Elle est donnée par le journal Izvestia, qui a eu accès au compte rendu de la commission gouvernementale de prévention des infractions du 31 mars dernier. Il est signé du ministre lui-même, Vladimir Kolokoltsev. Kolokoltsev est dans ses fonctions depuis mai 2012, et fait partie des quelques ministres qui ont conservé leur fonction dans le gouvernement constitué par Mikhaïl Michoustine en janvier 2020. 

Le compte rendu invite les gouverneurs, face au risque d’augmentation des violences domestiques qui résulte du confinement, à créer des centres de crise, selon l’appellation des centres qui accueillent des femmes victimes de violences et leurs enfants en Russie, où celles-ci pourrait vivre jusqu’à ce qu’une solution soit trouvée à la situation à l’origine des violences. 

Il encourage également les gouverneurs à faire apparaitre sur leur site internet les numéros d’appel auxquelles peuvent s’adresser les victimes de violences domestiques et les coordonnées des centres de crises. 
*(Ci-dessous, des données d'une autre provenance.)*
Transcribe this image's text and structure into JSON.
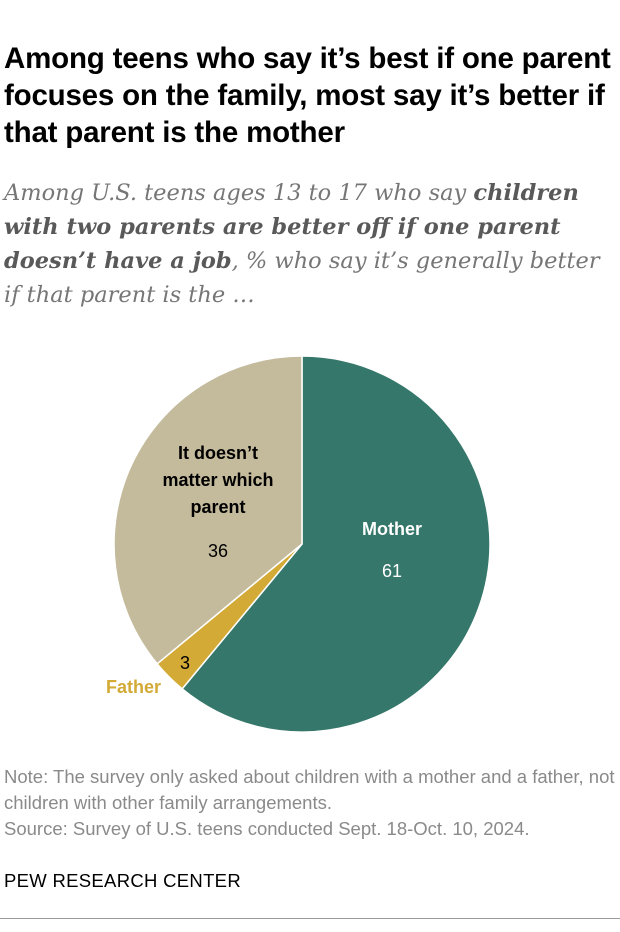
{
  "title": "Among teens who say it’s best if one parent focuses on the family, most say it’s better if that parent is the mother",
  "subtitle": {
    "intro": "Among U.S. teens ages 13 to 17 who say ",
    "emphasis": "children with two parents are better off if one parent doesn’t have a job",
    "rest": ", % who say it’s generally better if that parent is the …"
  },
  "chart_data": {
    "type": "pie",
    "slices": [
      {
        "label": "Mother",
        "value": 61,
        "color": "#35776a"
      },
      {
        "label": "Father",
        "value": 3,
        "color": "#d3aa36"
      },
      {
        "label": "It doesn’t matter which parent",
        "label_lines": [
          "It doesn’t",
          "matter which",
          "parent"
        ],
        "value": 36,
        "color": "#c4ba9c"
      }
    ]
  },
  "note": "Note: The survey only asked about children with a mother and a father, not children with other family arrangements.",
  "source": "Source: Survey of U.S. teens conducted Sept. 18-Oct. 10, 2024.",
  "credit": "PEW RESEARCH CENTER"
}
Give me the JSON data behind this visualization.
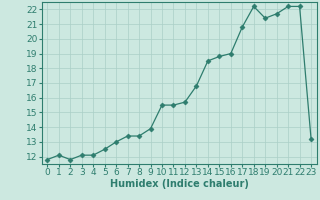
{
  "x": [
    0,
    1,
    2,
    3,
    4,
    5,
    6,
    7,
    8,
    9,
    10,
    11,
    12,
    13,
    14,
    15,
    16,
    17,
    18,
    19,
    20,
    21,
    22,
    23
  ],
  "y": [
    11.8,
    12.1,
    11.8,
    12.1,
    12.1,
    12.5,
    13.0,
    13.4,
    13.4,
    13.9,
    15.5,
    15.5,
    15.7,
    16.8,
    18.5,
    18.8,
    19.0,
    20.8,
    22.2,
    21.4,
    21.7,
    22.2,
    22.2,
    13.2
  ],
  "xlabel": "Humidex (Indice chaleur)",
  "ylabel": "",
  "xlim": [
    -0.5,
    23.5
  ],
  "ylim": [
    11.5,
    22.5
  ],
  "yticks": [
    12,
    13,
    14,
    15,
    16,
    17,
    18,
    19,
    20,
    21,
    22
  ],
  "xticks": [
    0,
    1,
    2,
    3,
    4,
    5,
    6,
    7,
    8,
    9,
    10,
    11,
    12,
    13,
    14,
    15,
    16,
    17,
    18,
    19,
    20,
    21,
    22,
    23
  ],
  "line_color": "#2e7d6e",
  "marker": "D",
  "marker_size": 2.5,
  "bg_color": "#cce8e0",
  "grid_color": "#aacfc7",
  "label_fontsize": 7,
  "tick_fontsize": 6.5
}
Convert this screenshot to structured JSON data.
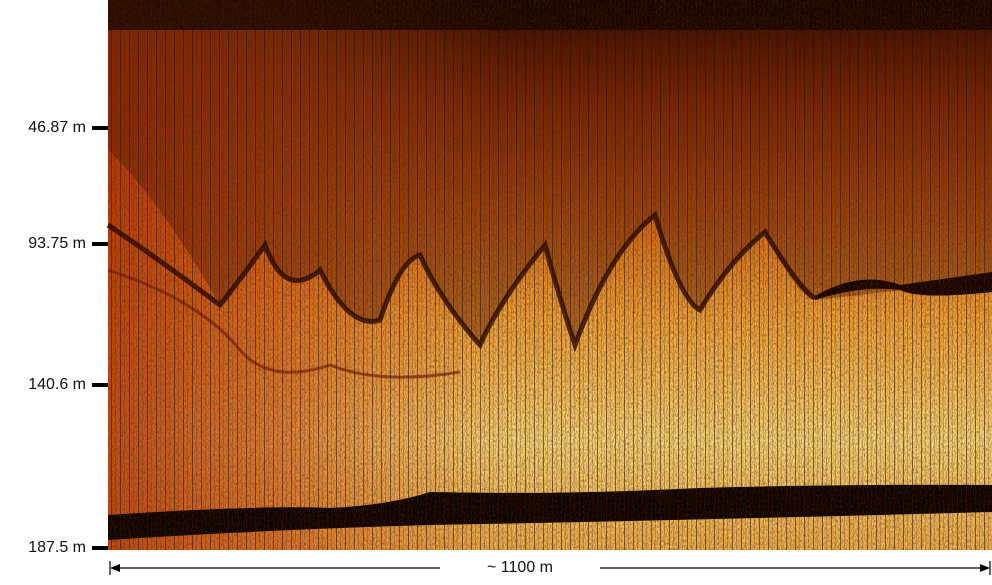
{
  "depth_axis": {
    "labels": [
      "46.87 m",
      "93.75 m",
      "140.6 m",
      "187.5 m"
    ]
  },
  "distance_scale": {
    "label": "~ 1100 m"
  }
}
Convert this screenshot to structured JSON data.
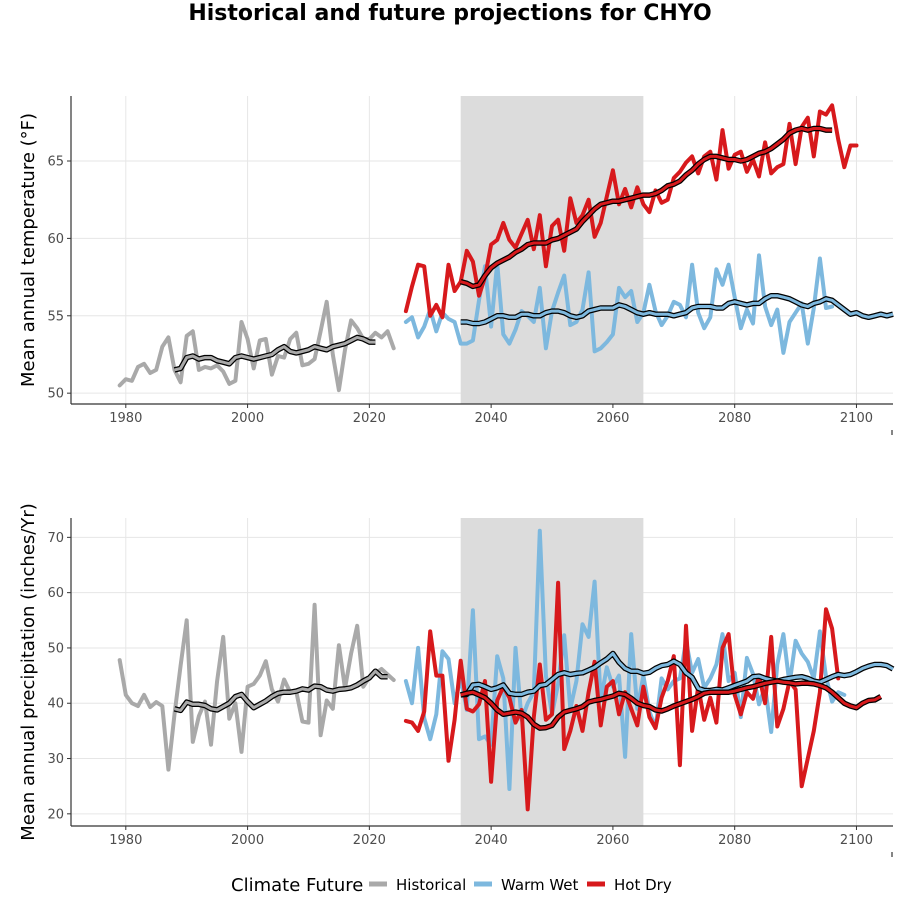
{
  "title": "Historical and future projections for CHYO",
  "colors": {
    "historical": "#a9a9a9",
    "warm_wet": "#7db8de",
    "hot_dry": "#d7191c",
    "smooth": "#000000",
    "shade": "#dcdcdc"
  },
  "legend": {
    "title": "Climate Future",
    "entries": [
      {
        "key": "historical",
        "label": "Historical"
      },
      {
        "key": "warm_wet",
        "label": "Warm Wet"
      },
      {
        "key": "hot_dry",
        "label": "Hot Dry"
      }
    ],
    "placement": "bottom"
  },
  "chart_data": [
    {
      "type": "line",
      "ylabel": "Mean annual temperature (°F)",
      "xlim": [
        1971,
        2106
      ],
      "ylim": [
        49.3,
        69.2
      ],
      "xticks": [
        1980,
        2000,
        2020,
        2040,
        2060,
        2080,
        2100
      ],
      "yticks": [
        50,
        55,
        60,
        65
      ],
      "shaded_period": [
        2035,
        2065
      ],
      "grid": true,
      "series": [
        {
          "key": "historical",
          "x_start": 1979,
          "values": [
            50.5,
            50.9,
            50.8,
            51.7,
            51.9,
            51.3,
            51.5,
            53.0,
            53.6,
            51.5,
            50.7,
            53.7,
            54.0,
            51.5,
            51.7,
            51.6,
            51.8,
            51.4,
            50.6,
            50.8,
            54.6,
            53.5,
            51.6,
            53.4,
            53.5,
            51.2,
            52.4,
            52.3,
            53.5,
            53.9,
            51.8,
            51.9,
            52.2,
            54.0,
            55.9,
            52.5,
            50.2,
            52.8,
            54.7,
            54.2,
            53.5,
            53.5,
            53.9,
            53.6,
            54.0,
            52.9
          ]
        },
        {
          "key": "warm_wet",
          "x_start": 2026,
          "values": [
            54.6,
            54.9,
            53.6,
            54.3,
            55.4,
            54.0,
            55.2,
            54.8,
            54.6,
            53.2,
            53.2,
            53.4,
            56.0,
            58.2,
            54.3,
            58.4,
            53.8,
            53.2,
            54.1,
            55.3,
            55.0,
            54.6,
            56.8,
            52.9,
            55.3,
            56.5,
            57.6,
            54.4,
            54.6,
            55.4,
            57.8,
            52.7,
            52.9,
            53.3,
            53.8,
            56.8,
            56.2,
            56.6,
            54.6,
            55.2,
            57.0,
            55.3,
            54.4,
            55.0,
            55.9,
            55.7,
            54.9,
            58.3,
            55.2,
            54.2,
            54.9,
            58.0,
            57.0,
            58.3,
            56.2,
            54.2,
            55.4,
            54.5,
            58.9,
            55.6,
            54.4,
            55.4,
            52.6,
            54.6,
            55.2,
            55.8,
            53.2,
            55.5,
            58.7,
            55.5,
            55.6
          ]
        },
        {
          "key": "hot_dry",
          "x_start": 2026,
          "values": [
            55.3,
            56.9,
            58.3,
            58.2,
            55.0,
            55.7,
            54.9,
            58.3,
            56.6,
            57.2,
            59.2,
            58.5,
            56.3,
            57.5,
            59.6,
            59.9,
            61.0,
            59.9,
            59.4,
            60.3,
            61.2,
            59.3,
            61.5,
            58.2,
            60.8,
            61.2,
            59.2,
            62.6,
            61.0,
            61.5,
            62.5,
            60.1,
            61.0,
            62.7,
            64.4,
            62.2,
            63.2,
            62.0,
            63.3,
            62.2,
            61.7,
            63.1,
            62.3,
            62.5,
            63.9,
            64.3,
            64.9,
            65.3,
            64.2,
            65.3,
            65.6,
            63.8,
            67.0,
            64.5,
            65.4,
            65.6,
            64.3,
            65.1,
            64.0,
            66.2,
            64.2,
            64.6,
            64.8,
            67.4,
            64.8,
            67.2,
            67.8,
            65.3,
            68.2,
            68.0,
            68.6,
            66.4,
            64.6,
            66.0,
            66.0
          ]
        },
        {
          "key": "historical_smooth",
          "x_start": 1988,
          "values": [
            51.5,
            51.6,
            52.3,
            52.4,
            52.2,
            52.3,
            52.3,
            52.1,
            52.0,
            51.9,
            52.3,
            52.4,
            52.3,
            52.2,
            52.3,
            52.4,
            52.5,
            52.8,
            53.0,
            52.7,
            52.6,
            52.7,
            52.8,
            53.0,
            52.9,
            52.8,
            53.0,
            53.1,
            53.2,
            53.4,
            53.6,
            53.5,
            53.3,
            53.3
          ]
        },
        {
          "key": "warm_wet_smooth",
          "x_start": 2035,
          "values": [
            54.6,
            54.6,
            54.5,
            54.5,
            54.6,
            54.8,
            55.0,
            55.0,
            54.9,
            54.9,
            55.1,
            55.1,
            55.0,
            55.0,
            55.2,
            55.3,
            55.3,
            55.2,
            55.0,
            54.9,
            55.0,
            55.3,
            55.4,
            55.5,
            55.5,
            55.5,
            55.7,
            55.6,
            55.4,
            55.2,
            55.1,
            55.2,
            55.1,
            55.1,
            55.1,
            55.0,
            55.1,
            55.2,
            55.5,
            55.6,
            55.6,
            55.6,
            55.5,
            55.5,
            55.8,
            55.9,
            55.8,
            55.7,
            55.8,
            55.8,
            56.1,
            56.3,
            56.3,
            56.2,
            56.1,
            55.9,
            55.7,
            55.6,
            55.8,
            55.9,
            56.1,
            56.0,
            55.7,
            55.4,
            55.1,
            55.2,
            55.0,
            54.9,
            55.0,
            55.1,
            55.0,
            55.1
          ]
        },
        {
          "key": "hot_dry_smooth",
          "x_start": 2035,
          "values": [
            57.2,
            57.1,
            56.9,
            57.0,
            57.6,
            58.1,
            58.4,
            58.6,
            58.8,
            59.1,
            59.3,
            59.6,
            59.7,
            59.7,
            59.7,
            59.9,
            60.0,
            60.2,
            60.4,
            60.6,
            61.1,
            61.5,
            61.9,
            62.2,
            62.3,
            62.4,
            62.4,
            62.5,
            62.6,
            62.7,
            62.8,
            62.8,
            62.9,
            63.1,
            63.4,
            63.5,
            63.7,
            64.1,
            64.4,
            64.8,
            65.1,
            65.3,
            65.3,
            65.2,
            65.1,
            65.1,
            65.0,
            65.1,
            65.3,
            65.5,
            65.6,
            65.8,
            66.1,
            66.4,
            66.8,
            67.0,
            67.1,
            67.0,
            67.1,
            67.1,
            67.0,
            67.0
          ]
        }
      ]
    },
    {
      "type": "line",
      "ylabel": "Mean annual precipitation (inches/Yr)",
      "xlim": [
        1971,
        2106
      ],
      "ylim": [
        17.8,
        73.5
      ],
      "xticks": [
        1980,
        2000,
        2020,
        2040,
        2060,
        2080,
        2100
      ],
      "yticks": [
        20,
        30,
        40,
        50,
        60,
        70
      ],
      "shaded_period": [
        2035,
        2065
      ],
      "grid": true,
      "series": [
        {
          "key": "historical",
          "x_start": 1979,
          "values": [
            47.8,
            41.5,
            40.0,
            39.5,
            41.5,
            39.3,
            40.2,
            39.5,
            28.0,
            38.0,
            46.8,
            55.0,
            33.0,
            37.7,
            40.3,
            32.5,
            44.0,
            52.0,
            37.2,
            40.0,
            31.2,
            43.0,
            43.5,
            45.0,
            47.6,
            42.5,
            40.3,
            44.3,
            42.0,
            42.1,
            36.7,
            36.5,
            57.8,
            34.2,
            40.5,
            39.0,
            50.5,
            42.7,
            49.0,
            54.0,
            43.0,
            44.7,
            45.4,
            46.2,
            45.2,
            44.2
          ]
        },
        {
          "key": "warm_wet",
          "x_start": 2026,
          "values": [
            44.0,
            40.0,
            50.0,
            37.3,
            33.5,
            38.0,
            49.4,
            48.0,
            40.0,
            44.5,
            38.8,
            56.8,
            33.5,
            34.0,
            32.5,
            48.5,
            44.5,
            24.5,
            50.0,
            37.0,
            40.0,
            42.0,
            71.2,
            45.0,
            38.0,
            43.5,
            52.3,
            39.0,
            44.0,
            54.3,
            52.0,
            62.0,
            40.5,
            46.5,
            43.0,
            45.0,
            30.3,
            52.5,
            39.0,
            45.0,
            38.5,
            35.5,
            44.5,
            42.5,
            44.0,
            44.5,
            51.3,
            45.5,
            48.0,
            42.8,
            44.5,
            47.0,
            52.5,
            44.0,
            45.5,
            37.5,
            48.2,
            45.3,
            39.8,
            43.0,
            34.8,
            47.0,
            52.5,
            43.5,
            51.3,
            49.0,
            47.5,
            44.5,
            53.0,
            44.8,
            40.3,
            42.0,
            41.5
          ]
        },
        {
          "key": "hot_dry",
          "x_start": 2026,
          "values": [
            36.8,
            36.5,
            35.0,
            38.5,
            53.0,
            45.0,
            45.0,
            29.6,
            37.0,
            47.7,
            39.0,
            38.5,
            39.8,
            44.0,
            25.8,
            40.5,
            43.0,
            41.0,
            36.5,
            38.8,
            20.8,
            37.5,
            47.0,
            37.0,
            38.0,
            61.8,
            31.7,
            35.0,
            39.5,
            35.0,
            42.0,
            47.5,
            36.0,
            43.0,
            44.0,
            38.0,
            42.0,
            39.0,
            36.0,
            43.0,
            37.5,
            35.5,
            41.0,
            44.0,
            48.5,
            28.8,
            54.0,
            35.0,
            43.0,
            37.0,
            41.0,
            36.5,
            50.0,
            52.5,
            41.5,
            38.0,
            42.0,
            40.8,
            45.0,
            40.0,
            52.0,
            35.8,
            39.0,
            44.0,
            42.5,
            25.0,
            30.0,
            35.0,
            42.0,
            57.0,
            53.5,
            44.5
          ]
        },
        {
          "key": "historical_smooth",
          "x_start": 1988,
          "values": [
            39.0,
            38.7,
            40.2,
            39.8,
            39.8,
            39.6,
            39.0,
            38.8,
            39.4,
            40.0,
            41.2,
            41.6,
            40.3,
            39.2,
            39.8,
            40.4,
            41.2,
            41.8,
            42.0,
            42.0,
            42.2,
            42.6,
            42.4,
            43.1,
            43.0,
            42.4,
            42.2,
            42.5,
            42.6,
            42.8,
            43.3,
            44.0,
            44.6,
            45.8,
            44.8,
            44.8
          ]
        },
        {
          "key": "warm_wet_smooth",
          "x_start": 2035,
          "values": [
            41.5,
            41.6,
            43.3,
            43.4,
            43.0,
            42.5,
            42.8,
            43.3,
            41.8,
            41.6,
            41.6,
            42.0,
            42.2,
            43.2,
            43.4,
            44.3,
            45.2,
            45.5,
            45.2,
            45.4,
            45.5,
            46.0,
            46.5,
            47.3,
            48.0,
            49.0,
            47.4,
            46.3,
            45.8,
            45.8,
            45.4,
            45.6,
            46.3,
            46.8,
            47.0,
            47.6,
            47.0,
            45.5,
            44.7,
            42.7,
            42.3,
            42.3,
            42.5,
            42.4,
            42.8,
            43.2,
            43.6,
            44.0,
            44.8,
            44.9,
            44.5,
            44.2,
            44.0,
            44.3,
            44.5,
            44.7,
            44.8,
            44.5,
            44.0,
            43.8,
            44.3,
            44.8,
            45.2,
            45.0,
            45.2,
            45.7,
            46.3,
            46.7,
            47.0,
            47.0,
            46.8,
            46.2
          ]
        },
        {
          "key": "hot_dry_smooth",
          "x_start": 2035,
          "values": [
            41.5,
            41.8,
            42.0,
            41.5,
            41.0,
            40.0,
            38.8,
            38.0,
            38.2,
            38.4,
            38.2,
            37.5,
            36.2,
            35.5,
            35.6,
            36.0,
            37.5,
            38.4,
            38.7,
            39.0,
            39.4,
            40.2,
            40.5,
            40.7,
            41.0,
            41.3,
            41.8,
            41.6,
            40.9,
            40.0,
            39.6,
            39.4,
            38.8,
            38.6,
            39.0,
            39.5,
            39.9,
            40.3,
            40.7,
            41.2,
            41.8,
            42.0,
            42.0,
            42.0,
            42.0,
            42.2,
            42.5,
            42.8,
            43.0,
            43.3,
            43.6,
            43.8,
            44.0,
            43.8,
            43.7,
            43.5,
            43.6,
            43.6,
            43.5,
            43.2,
            42.8,
            42.0,
            41.0,
            40.0,
            39.5,
            39.2,
            40.0,
            40.5,
            40.6,
            41.2
          ]
        }
      ]
    }
  ]
}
Plus généralement, il demande aux gouvernements des sujets de la fédération de développer des actions d’information et de communication qui permettent d’aboutir à un « rejet durable de ces comportement illégaux au sein de la famille » par la société, et de soutenir les associations qui participent à la prévention des violences domestiques. Et il donne comme échéance pour la préparation de ces mesures le 1er juin prochain. Tout cela est une réponse directe et positive aux demandes de ces associations, auxquelles j'avais consacré ce billet

L’article reprend ensuite différentes analyses sur l’augmentation des violences domestiques dans le contexte de quarantaine et d’auto-isolement décidé par les autorités. Restons-en plutôt à la position prise la commission gouvernementale de prévention des infractions et par le ministère de l’intérieur russe. 

Pertinente sur le fond, elle a également une portée politique par les marqueurs qu’elle reprend. Dans le débat qui se poursuit sur la nécessité d’une loi pour prévenir les violences domestiques, il est déterminant que le ministère de l’intérieur s’écarte du modèle idéologique qui inspire les adversaires du projet, celui-ci d’une famille qui ne se définit que par l’autorité patriarcale et où l’État ou la société n’ont pas à intervenir, quelque soit ce qui s’y déroule. Le simple fait de considérer comme possible et comme légitime que la femme victime de violences puisse quitter le domicile familial donne le signe politique de ce démarquage, la mention de la nécessité d’actions de communication et du rôle des associations va encore plus loin.

Je me risque et vais moi-même plus loin dans l’analyse. Au sein de l’appareil de l’État, le ministère de l’intérieur était probablement le plus réservé sur des actions de prévention et de répression des violences conjugales, avec les mêmes justifications que celles qui étaient invoquées en France (les femmes victimes de violences changent d’avis, si elles portent plainte elles la retirent ensuite, …). Son changement de position peut refléter la volonté de rompre avec ces stéréotypes et d’agir de façon efficace. Il peut aussi traduire l’évolution des rapports de force et un choix politique.

J’ai toujours pensé que les traditionalistes n’étaient en Russie que les idiots utiles du pouvoir, et que celui-ci cesserait de s’appuyer sur eux dès qu’il n’y aurait plus intérêt. C’est le cas, les positions qu’ils prennent font obstacle aux mesures prises par les autorités contre la pandémie du Covid-19, ou les mettent, s'agissant de la question abordée dans ce billet, en porte à faux par rapport à la population, qui est à un très large majorité hostile aux violences domestiques et favorable à leur prévention. L’objectif de ceux qui sont au pouvoir est d’y rester, pas de flatter les imbéciles. Si besoin, ils rompront avec cette catégorie d'imbéciles-là, c’est peut-être cette partie qui est en train de se jouer.